For many people, the melody brings up a haunting image ” that of the bugler playing “Taps” for the funeral of President John F. Kennedy on a cold November day 44 years ago. The weather, in fact, played another part in the ongoing saga of “Taps” history.
Because of the cold, and, admittedly, the overwhelming importance of the occasion, U.S. Army Band Sgt. Keith Clark, an experienced bugler, cracked the sixth note on his b-flat bugle. You can hear it ” like a catch of breath in a keening wind ” almost as if it were meant to be there, a broken note to symbolize the feelings of devastation felt by the country and the world.
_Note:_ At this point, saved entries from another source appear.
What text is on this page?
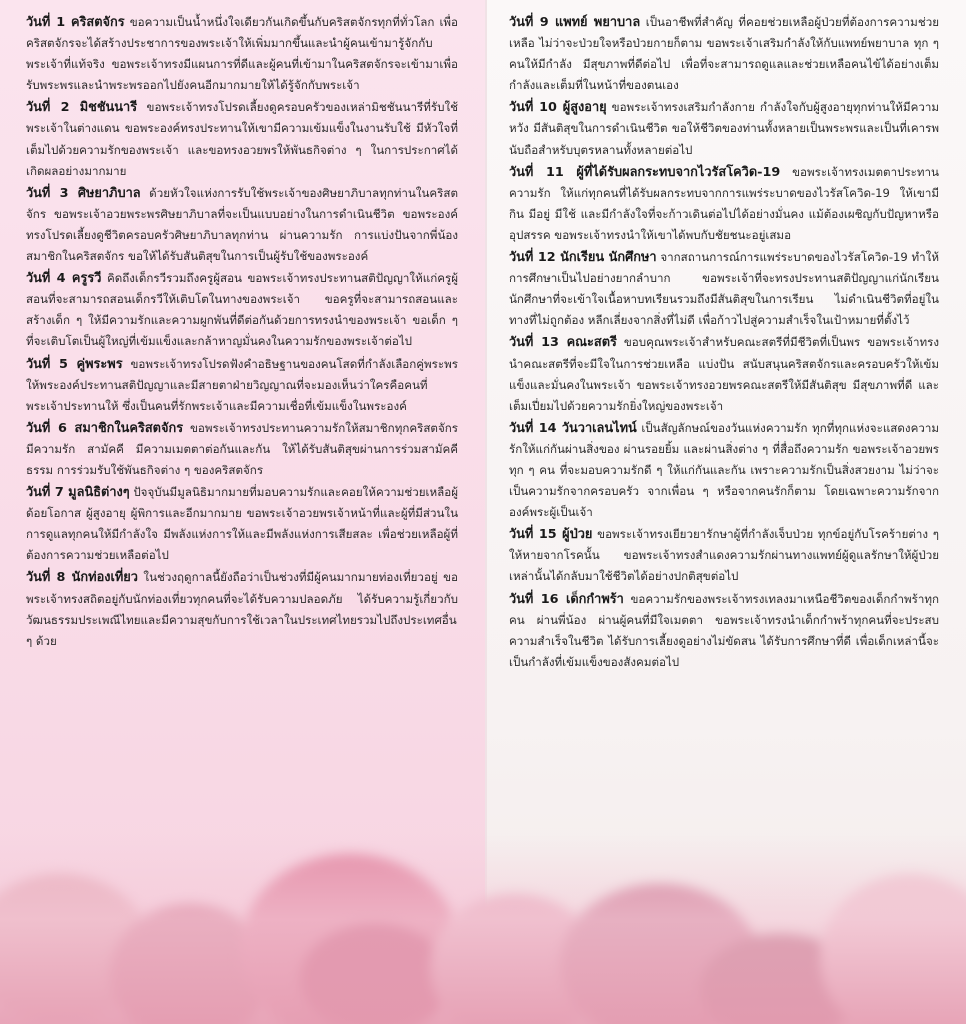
วันที่ 1 คริสตจักร ขอความเป็นน้ำหนึ่งใจเดียวกันเกิดขึ้นกับคริสตจักรทุกที่ทั่วโลก เพื่อคริสตจักรจะได้สร้างประชาการของพระเจ้าให้เพิ่มมากขึ้นและนำผู้คนเข้ามารู้จักกับพระเจ้าที่แท้จริง ขอพระเจ้าทรงมีแผนการที่ดีและผู้คนที่เข้ามาในคริสตจักรจะเข้ามาเพื่อรับพระพรและนำพระพรออกไปยังคนอีกมากมายให้ได้รู้จักกับพระเจ้า

วันที่ 2 มิชชันนารี ขอพระเจ้าทรงโปรดเลี้ยงดูครอบครัวของเหล่ามิชชันนารีที่รับใช้พระเจ้าในต่างแดน ขอพระองค์ทรงประทานให้เขามีความเข้มแข็งในงานรับใช้ มีหัวใจที่เต็มไปด้วยความรักของพระเจ้า และขอทรงอวยพรให้พันธกิจต่าง ๆ ในการประกาศได้เกิดผลอย่างมากมาย

วันที่ 3 ศิษยาภิบาล ด้วยหัวใจแห่งการรับใช้พระเจ้าของศิษยาภิบาลทุกท่านในคริสตจักร ขอพระเจ้าอวยพระพรศิษยาภิบาลที่จะเป็นแบบอย่างในการดำเนินชีวิต ขอพระองค์ทรงโปรดเลี้ยงดูชีวิตครอบครัวศิษยาภิบาลทุกท่าน ผ่านความรัก การแบ่งปันจากพี่น้องสมาชิกในคริสตจักร ขอให้ได้รับสันติสุขในการเป็นผู้รับใช้ของพระองค์

วันที่ 4 ครูรวี คิดถึงเด็กรวีรวมถึงครูผู้สอน ขอพระเจ้าทรงประทานสติปัญญาให้แก่ครูผู้สอนที่จะสามารถสอนเด็กรวีให้เติบโตในทางของพระเจ้า ขอครูที่จะสามารถสอนและสร้างเด็ก ๆ ให้มีความรักและความผูกพันที่ดีต่อกันด้วยการทรงนำของพระเจ้า ขอเด็ก ๆ ที่จะเติบโตเป็นผู้ใหญ่ที่เข้มแข็งและกล้าหาญมั่นคงในความรักของพระเจ้าต่อไป

วันที่ 5 คู่พระพร ขอพระเจ้าทรงโปรดฟังคำอธิษฐานของคนโสดที่กำลังเลือกคู่พระพร ให้พระองค์ประทานสติปัญญาและมีสายตาฝ่ายวิญญาณที่จะมองเห็นว่าใครคือคนที่พระเจ้าประทานให้ ซึ่งเป็นคนที่รักพระเจ้าและมีความเชื่อที่เข้มแข็งในพระองค์

วันที่ 6 สมาชิกในคริสตจักร ขอพระเจ้าทรงประทานความรักให้สมาชิกทุกคริสตจักร มีความรัก สามัคคี มีความเมตตาต่อกันและกัน ให้ได้รับสันติสุขผ่านการร่วมสามัคคีธรรม การร่วมรับใช้พันธกิจต่าง ๆ ของคริสตจักร

วันที่ 7 มูลนิธิต่างๆ ปัจจุบันมีมูลนิธิมากมายที่มอบความรักและคอยให้ความช่วยเหลือผู้ด้อยโอกาส ผู้สูงอายุ ผู้พิการและอีกมากมาย ขอพระเจ้าอวยพรเจ้าหน้าที่และผู้ที่มีส่วนในการดูแลทุกคนให้มีกำลังใจ มีพลังแห่งการให้และมีพลังแห่งการเสียสละ เพื่อช่วยเหลือผู้ที่ต้องการความช่วยเหลือต่อไป

วันที่ 8 นักท่องเที่ยว ในช่วงฤดูกาลนี้ยังถือว่าเป็นช่วงที่มีผู้คนมากมายท่องเที่ยวอยู่ ขอพระเจ้าทรงสถิตอยู่กับนักท่องเที่ยวทุกคนที่จะได้รับความปลอดภัย ได้รับความรู้เกี่ยวกับวัฒนธรรมประเพณีไทยและมีความสุขกับการใช้เวลาในประเทศไทยรวมไปถึงประเทศอื่น ๆ ด้วย

วันที่ 9 แพทย์ พยาบาล เป็นอาชีพที่สำคัญ ที่คอยช่วยเหลือผู้ป่วยที่ต้องการความช่วยเหลือ ไม่ว่าจะป่วยใจหรือป่วยกายก็ตาม ขอพระเจ้าเสริมกำลังให้กับแพทย์พยาบาล ทุก ๆ คนให้มีกำลัง มีสุขภาพที่ดีต่อไป เพื่อที่จะสามารถดูแลและช่วยเหลือคนไข้ได้อย่างเต็มกำลังและเต็มที่ในหน้าที่ของตนเอง

วันที่ 10 ผู้สูงอายุ ขอพระเจ้าทรงเสริมกำลังกาย กำลังใจกับผู้สูงอายุทุกท่านให้มีความหวัง มีสันติสุขในการดำเนินชีวิต ขอให้ชีวิตของท่านทั้งหลายเป็นพระพรและเป็นที่เคารพนับถือสำหรับบุตรหลานทั้งหลายต่อไป

วันที่ 11 ผู้ที่ได้รับผลกระทบจากไวรัสโควิด-19 ขอพระเจ้าทรงเมตตาประทานความรัก ให้แก่ทุกคนที่ได้รับผลกระทบจากการแพร่ระบาดของไวรัสโควิด-19 ให้เขามีกิน มีอยู่ มีใช้ และมีกำลังใจที่จะก้าวเดินต่อไปได้อย่างมั่นคง แม้ต้องเผชิญกับปัญหาหรืออุปสรรค ขอพระเจ้าทรงนำให้เขาได้พบกับชัยชนะอยู่เสมอ

วันที่ 12 นักเรียน นักศึกษา จากสถานการณ์การแพร่ระบาดของไวรัสโควิด-19 ทำให้การศึกษาเป็นไปอย่างยากลำบาก ขอพระเจ้าที่จะทรงประทานสติปัญญาแก่นักเรียน นักศึกษาที่จะเข้าใจเนื้อหาบทเรียนรวมถึงมีสันติสุขในการเรียน ไม่ดำเนินชีวิตที่อยู่ในทางที่ไม่ถูกต้อง หลีกเลี่ยงจากสิ่งที่ไม่ดี เพื่อก้าวไปสู่ความสำเร็จในเป้าหมายที่ตั้งไว้

วันที่ 13 คณะสตรี ขอบคุณพระเจ้าสำหรับคณะสตรีที่มีชีวิตที่เป็นพร ขอพระเจ้าทรงนำคณะสตรีที่จะมีใจในการช่วยเหลือ แบ่งปัน สนับสนุนคริสตจักรและครอบครัวให้เข้มแข็งและมั่นคงในพระเจ้า ขอพระเจ้าทรงอวยพรคณะสตรีให้มีสันติสุข มีสุขภาพที่ดี และเต็มเปี่ยมไปด้วยความรักยิ่งใหญ่ของพระเจ้า

วันที่ 14 วันวาเลนไทน์ เป็นสัญลักษณ์ของวันแห่งความรัก ทุกที่ทุกแห่งจะแสดงความรักให้แก่กันผ่านสิ่งของ ผ่านรอยยิ้ม และผ่านสิ่งต่าง ๆ ที่สื่อถึงความรัก ขอพระเจ้าอวยพรทุก ๆ คน ที่จะมอบความรักดี ๆ ให้แก่กันและกัน เพราะความรักเป็นสิ่งสวยงาม ไม่ว่าจะเป็นความรักจากครอบครัว จากเพื่อน ๆ หรือจากคนรักก็ตาม โดยเฉพาะความรักจากองค์พระผู้เป็นเจ้า

วันที่ 15 ผู้ป่วย ขอพระเจ้าทรงเยียวยารักษาผู้ที่กำลังเจ็บป่วย ทุกข์อยู่กับโรคร้ายต่าง ๆ ให้หายจากโรคนั้น ขอพระเจ้าทรงสำแดงความรักผ่านทางแพทย์ผู้ดูแลรักษาให้ผู้ป่วยเหล่านั้นได้กลับมาใช้ชีวิตได้อย่างปกติสุขต่อไป

วันที่ 16 เด็กกำพร้า ขอความรักของพระเจ้าทรงเทลงมาเหนือชีวิตของเด็กกำพร้าทุกคน ผ่านพี่น้อง ผ่านผู้คนที่มีใจเมตตา ขอพระเจ้าทรงนำเด็กกำพร้าทุกคนที่จะประสบความสำเร็จในชีวิต ได้รับการเลี้ยงดูอย่างไม่ขัดสน ได้รับการศึกษาที่ดี เพื่อเด็กเหล่านี้จะเป็นกำลังที่เข้มแข็งของสังคมต่อไป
Amazingly and eerily, in the weeks immediately following Kennedy’s burial, other buglers at Arlington National Cemetery continued to miss that same note. Years later, Sgt. Clark admitted that he and his colleagues decided that this phenomenon must have been a psychological reaction to what had happened at the funeral.
The very bugle that Sgt. Clark played can be seen at the Visitor’s Center at Arlington National Cemetery ” where Sgt. Clark himself was buried in 2002.
If you love American history, it’s well worth a visit to Master Sgt. Villanueva’s website at http://www.tapsbugler.com, where you can read about the famed broken note, as well as other fascinating facts about the haunting melody we know as “Taps.”
This Memorial Day, wherever you are, you’ll probably hear “Taps” being sounded, either live or in a quick sound bite on TV. However you may hear it, do stop for a moment and listen ” and remember for whom it is being played.